The March 1 sequester, an odd name for a way to cut government spending, will mean a $25 million chop from the U.S. Department of Agriculture's budget.
Amanda Taylor, of the Iowa Corn Growers Association, told farmers Wednesday at the Iowa Corn Crop Fair at Iowa Central Community College in Fort Dodge she is "not optimistic getting a five-year farm bill approved this year."
The 2012 bill was extended through September as part of the so-called fiscal cliff deal, along with the March 1 sequester.
The extension was better than nothing, but not ideal, she said. "Extensions are not financially smart and give no direction for farmers."

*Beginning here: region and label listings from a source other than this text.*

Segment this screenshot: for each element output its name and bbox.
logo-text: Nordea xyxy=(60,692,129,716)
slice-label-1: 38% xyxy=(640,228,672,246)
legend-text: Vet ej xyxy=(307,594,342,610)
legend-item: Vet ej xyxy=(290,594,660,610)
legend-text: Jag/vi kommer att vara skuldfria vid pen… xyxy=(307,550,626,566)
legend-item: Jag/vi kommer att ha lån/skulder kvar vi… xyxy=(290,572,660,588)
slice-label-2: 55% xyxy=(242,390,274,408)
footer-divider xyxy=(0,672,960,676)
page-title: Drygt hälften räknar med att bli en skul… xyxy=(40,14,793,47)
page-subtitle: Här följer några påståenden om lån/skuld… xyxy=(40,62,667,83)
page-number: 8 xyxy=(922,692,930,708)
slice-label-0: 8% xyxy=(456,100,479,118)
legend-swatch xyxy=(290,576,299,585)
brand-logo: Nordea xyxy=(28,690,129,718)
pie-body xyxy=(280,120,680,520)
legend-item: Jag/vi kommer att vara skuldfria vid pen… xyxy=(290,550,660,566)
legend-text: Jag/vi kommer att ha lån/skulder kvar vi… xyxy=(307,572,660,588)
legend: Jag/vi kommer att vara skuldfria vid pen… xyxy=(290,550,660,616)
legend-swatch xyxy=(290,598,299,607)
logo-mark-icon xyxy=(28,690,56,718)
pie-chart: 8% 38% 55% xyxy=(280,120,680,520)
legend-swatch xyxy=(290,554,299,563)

Taylor said that since the 2012 elections kept the political divisions in Washington at status quo, and with the $25 million in USDA budget cuts, "this will make passing a farm bill this year nearly impossible."
She said items threatened on the next farm bill are direct payments and federal crop insurance subsidies for farmers. She said the ICGA and other commodity groups are trying to educate lawmakers on the importance of these programs for the nation's food producers.
U.S. Secretary of Agriculture Tom Vilsack announced Tuesday that the mandatory cuts would furlough federal meat inspectors, which would also close meat processing plants for as long as two weeks.
Other furloughs are also in the future for all federal government office workers.